よい生活習慣が事前に作れるということ
ここ最近、増加の一途をたどる流産などの割合ですが、一人の妊婦さんが何回も流産を繰り返すことを「反復流産」といいます。大変残念なことですが、この「反復流産」を繰り返した女性は、将来的に心臓の疾患にかかるリスクがアップしてしまうという研究結果が発表されたそうです。それは、ドイツのガン研究センターによるものだそうですが、たとえば、1回以上の流産の経験がある女性たちの追跡調査によったものです。
発症していた疾患は、心臓発作、脳卒中などです。流産1回ごとに、心臓発作のリスクは40%増し、2回以上の流産では、リスクが4倍、3回以上となりますと、リスクは9倍に増大します。1回以上の死産の経験によっても、心臓発作のリスクが3.5倍に増えることが判明したようです。
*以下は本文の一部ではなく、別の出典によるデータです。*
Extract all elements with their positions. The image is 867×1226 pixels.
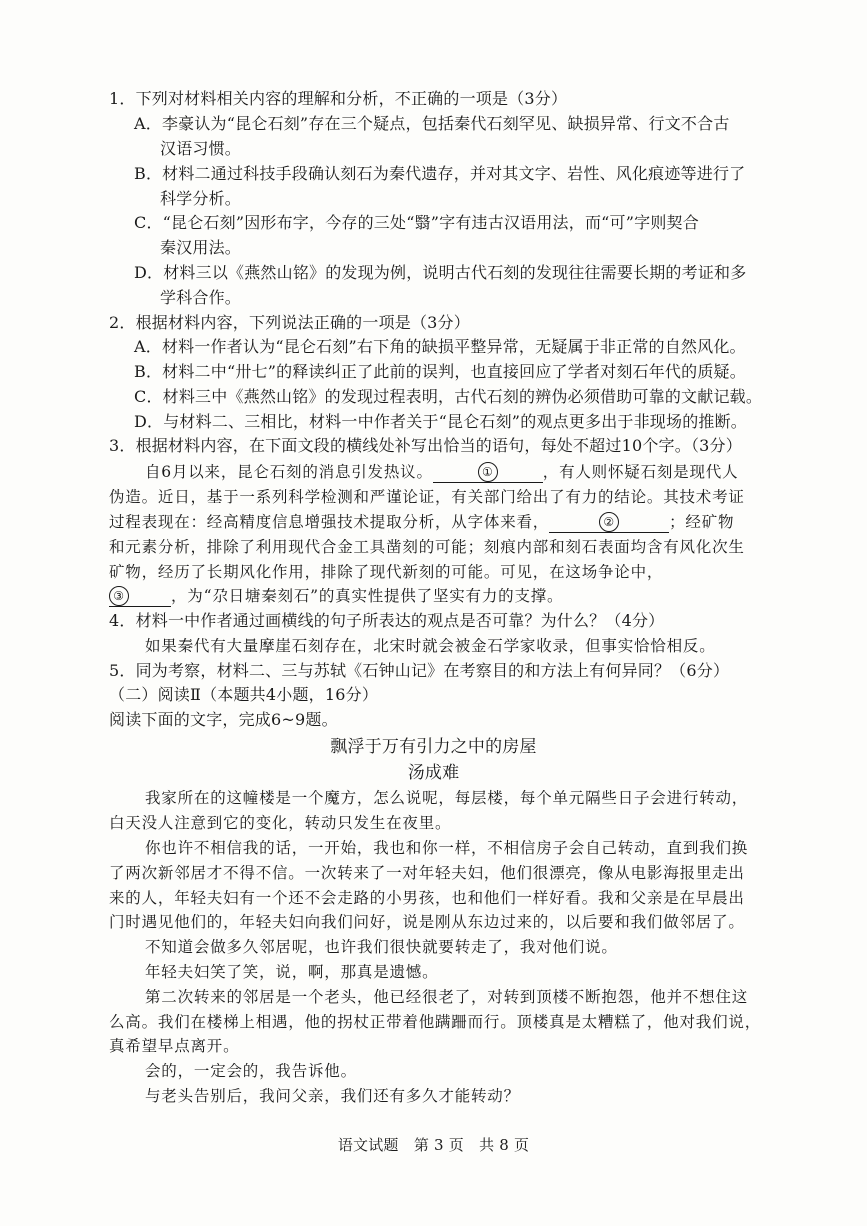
q2-option-a: A．材料一作者认为“昆仑石刻”右下角的缺损平整异常，无疑属于非正常的自然风化。 <box>134 337 746 356</box>
blank-number: ③ <box>109 586 129 606</box>
q3-passage-line <box>109 584 563 608</box>
q1-option-a: A．李豪认为“昆仑石刻”存在三个疑点，包括秦代石刻罕见、缺损异常、行文不合古 <box>134 114 730 133</box>
q3-text: ，有人则怀疑石刻是现代人 <box>542 463 739 481</box>
story-line: 我家所在的这幢楼是一个魔方，怎么说呢，每层楼，每个单元隔些日子会进行转动， <box>145 789 749 807</box>
blank-number: ② <box>599 512 619 532</box>
article-author: 汤成难 <box>407 763 460 783</box>
q2-option-c: C．材料三中《燕然山铭》的发现过程表明，古代石刻的辨伪必须借助可靠的文献记载。 <box>134 387 763 406</box>
q3-passage-line <box>109 510 734 534</box>
answer-blank-2 <box>549 512 669 533</box>
story-line: 了两次新邻居才不得不信。一次转来了一对年轻夫妇，他们很漂亮，像从电影海报里走出 <box>109 864 745 882</box>
story-line: 会的，一定会的，我告诉他。 <box>145 1062 357 1080</box>
q1-option-d: D．材料三以《燕然山铭》的发现为例，说明古代石刻的发现往往需要长期的考证和多 <box>134 263 747 282</box>
story-line: 第二次转来的邻居是一个老头，他已经很老了，对转到顶楼不断抱怨，他并不想住这 <box>145 988 749 1006</box>
q3-text: 过程表现在：经高精度信息增强技术提取分析，从字体来看， <box>109 513 550 531</box>
story-line: 么高。我们在楼梯上相遇，他的拐杖正带着他蹒跚而行。顶楼真是太糟糕了，他对我们说， <box>109 1013 762 1031</box>
story-line: 来的人，年轻夫妇有一个还不会走路的小男孩，也和他们一样好看。我和父亲是在早晨出 <box>109 889 745 907</box>
story-line: 真希望早点离开。 <box>109 1037 240 1055</box>
q2-option-b: B．材料二中“卅七”的释读纠正了此前的误判，也直接回应了学者对刻石年代的质疑。 <box>134 362 746 381</box>
q1-option-b: B．材料二通过科技手段确认刻石为秦代遗存，并对其文字、岩性、风化痕迹等进行了 <box>134 164 746 183</box>
blank-number: ① <box>478 462 498 482</box>
page-footer: 语文试题 第 3 页 共 8 页 <box>337 1136 530 1154</box>
q1-option-c: C．“昆仑石刻”因形布字，今存的三处“翳”字有违古汉语用法，而“可”字则契合 <box>134 213 699 232</box>
q5-stem: 5．同为考察，材料二、三与苏轼《石钟山记》在考察目的和方法上有何异同？（6分） <box>109 661 730 680</box>
article-title: 飘浮于万有引力之中的房屋 <box>330 737 537 757</box>
q3-passage-line <box>145 460 738 484</box>
story-line: 白天没人注意到它的变化，转动只发生在夜里。 <box>109 814 452 832</box>
q3-stem: 3．根据材料内容，在下面文段的横线处补写出恰当的语句，每处不超过10个字。（3分） <box>109 436 742 455</box>
q1-option-c-cont: 秦汉用法。 <box>160 238 242 257</box>
q3-passage-line: 矿物，经历了长期风化作用，排除了现代新刻的可能。可见，在这场争论中， <box>109 563 664 581</box>
story-line: 与老头告别后，我问父亲，我们还有多久才能转动？ <box>145 1087 520 1105</box>
section-heading: （二）阅读Ⅱ（本题共4小题，16分） <box>109 685 379 704</box>
q3-text: 自6月以来，昆仑石刻的消息引发热议。 <box>145 463 433 481</box>
story-line: 你也许不相信我的话，一开始，我也和你一样，不相信房子会自己转动，直到我们换 <box>145 839 749 857</box>
story-line: 年轻夫妇笑了笑，说，啊，那真是遗憾。 <box>145 963 439 981</box>
story-line: 门时遇见他们的，年轻夫妇向我们问好，说是刚从东边过来的，以后要和我们做邻居了。 <box>109 913 745 931</box>
q3-text: ；经矿物 <box>669 513 735 531</box>
q4-quote: 如果秦代有大量摩崖石刻存在，北宋时就会被金石学家收录，但事实恰恰相反。 <box>145 637 716 655</box>
q3-passage-line: 伪造。近日，基于一系列科学检测和严谨论证，有关部门给出了有力的结论。其技术考证 <box>109 488 745 506</box>
q3-passage-line: 和元素分析，排除了利用现代合金工具凿刻的可能；刻痕内部和刻石表面均含有风化次生 <box>109 538 745 556</box>
q1-option-b-cont: 科学分析。 <box>160 189 242 208</box>
q2-stem: 2．根据材料内容，下列说法正确的一项是（3分） <box>109 313 470 332</box>
answer-blank-3 <box>109 586 171 607</box>
q1-option-d-cont: 学科合作。 <box>160 288 242 307</box>
story-line: 不知道会做多久邻居呢，也许我们很快就要转走了，我对他们说。 <box>145 938 618 956</box>
q2-option-d: D．与材料二、三相比，材料一中作者关于“昆仑石刻”的观点更多出于非现场的推断。 <box>134 412 747 431</box>
q3-text: ，为“尕日塘秦刻石”的真实性提供了坚实有力的支撑。 <box>171 587 564 605</box>
answer-blank-1 <box>433 462 543 483</box>
reading-instruction: 阅读下面的文字，完成6~9题。 <box>109 710 338 729</box>
q1-stem: 1．下列对材料相关内容的理解和分析，不正确的一项是（3分） <box>109 89 568 108</box>
q1-option-a-cont: 汉语习惯。 <box>160 139 242 158</box>
q4-stem: 4．材料一中作者通过画横线的句子所表达的观点是否可靠？为什么？（4分） <box>109 611 665 630</box>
しかし、被験者の嗜好品の傾向、たとえば喫煙、体重の増加、アルコールの消費量など、心臓発作の原因となりやすいものを除くようにしていくと、リスクは低下する傾向にあったようですが、それでも、正常出産者に比べると多いようです。しかし、こういうデータによって、流産死産のご経験がある方は、予防策としてバランスのとれた食生活、よい生活習慣が事前に作れるということにもなります。
反対に、流産死産の経験がないからといって、喜んでもいられません。心臓・脳卒中は遺伝的なものもあります。流産・死産の原因の一つとして、水の汚染があります。人の体は水分が多くをしめており、水の問題が流産死産、あるいは早産を引き起こしているという指摘もあります。水道管が古くなっていることで、有害重金属の害も取りざたされています。浄水器の活用、キレーションなどが有効とされています。また、妊婦の栄養摂取に不足があると流産死産になりやすいとも言われます。